Queensland: Google and OpenAI have crossed a significant benchmark in artificial intelligence with AI wins at the International Mathematical Olympiad (IMO), securing gold medals. This marks the first time AI systems have matched the highest scores traditionally earned by the world’s top high-school mathematicians.
Google’s DeepMind team collaborated with the IMO to have its general-purpose Gemini Deep Think model graded by the committee, marking one of this year’s remarkable AI wins.
This model tackled five out of six problems using natural language reasoning within the official 4.5-hour limit, unlike older methods that required formal languages and extended computation. OpenAI’s team has confirmed a similar AI win with its experimental reasoning model, evaluated by external IMO medalists.

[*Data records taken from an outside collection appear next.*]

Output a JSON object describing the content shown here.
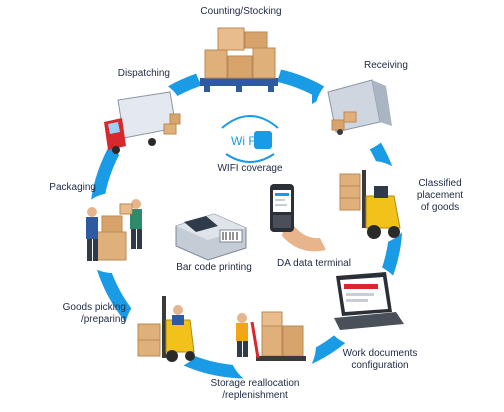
{
  "stages": [
    {
      "key": "top",
      "label": "Counting/Stocking",
      "icon": "boxes-on-pallet-icon"
    },
    {
      "key": "receiving",
      "label": "Receiving",
      "icon": "truck-unloading-icon"
    },
    {
      "key": "classified",
      "label": "Classified\nplacement\nof goods",
      "icon": "forklift-icon"
    },
    {
      "key": "work_docs",
      "label": "Work documents\nconfiguration",
      "icon": "laptop-icon"
    },
    {
      "key": "storage",
      "label": "Storage reallocation\n/replenishment",
      "icon": "pallet-jack-icon"
    },
    {
      "key": "picking",
      "label": "Goods picking\n/preparing",
      "icon": "forklift-picking-icon"
    },
    {
      "key": "packaging",
      "label": "Packaging",
      "icon": "workers-boxes-icon"
    },
    {
      "key": "dispatching",
      "label": "Dispatching",
      "icon": "truck-loading-icon"
    }
  ],
  "center": {
    "wifi_logo": "Wi Fi",
    "wifi_label": "WIFI coverage",
    "barcode_label": "Bar code printing",
    "terminal_label": "DA data terminal"
  },
  "colors": {
    "ring": "#1a9be6",
    "text": "#1f2a44",
    "box": "#e0b07a",
    "truck_red": "#d6282d",
    "forklift_yellow": "#f2c21b"
  }
}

Researchers believe this achievement shows AI could soon support mathematicians in solving unsolved problems. Junehyuk Jung, a Brown University professor working with Google DeepMind, noted that being able to solve complex reasoning tasks in natural language opens the door for deeper collaboration between humans and AI.

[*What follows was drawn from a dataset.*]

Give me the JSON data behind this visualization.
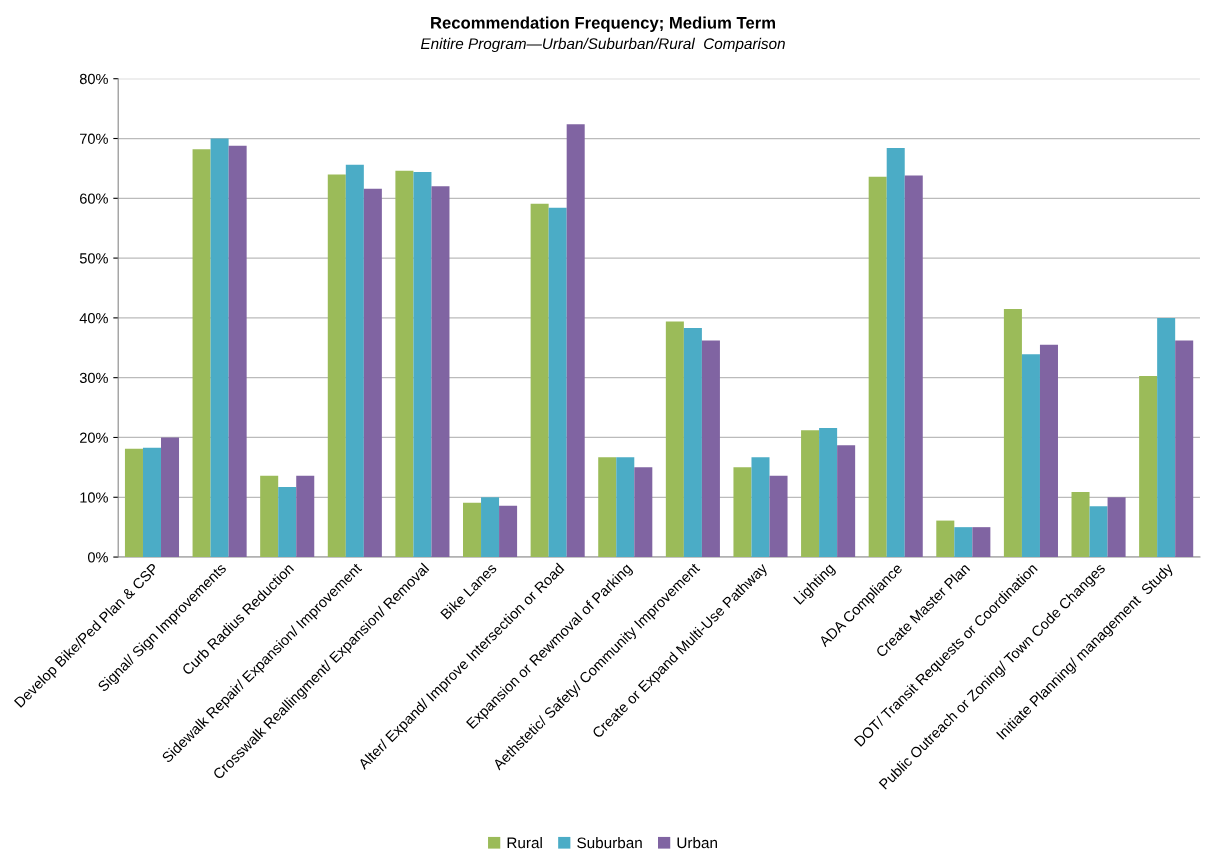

OpenAI’s breakthrough focused on scaling up ‘test-time compute’, giving the model more time and computational power to run multiple lines of thought at once. Researcher Noam Brown described the process as very costly, although exact figures were not shared.
Of the 630 students who competed in this year’s IMO on Australia’s Sunshine Coast, 67 received gold medals, with AI wins placing the models at the same level as the top human contestants.

Google’s DeepMind CEO Demis Hassabis stated that the company respected the IMO Board’s request to publish results only after student winners were announced.
OpenAI’s researchers noted that their advanced reasoning system will not be released immediately but demonstrates clear progress towards AI wins in tasks beyond mathematics, such as physics and other complex scientific research.
This milestone illustrates how AI wins continue to push the boundaries of what machines can do, bridging the gap between artificial and human intelligence.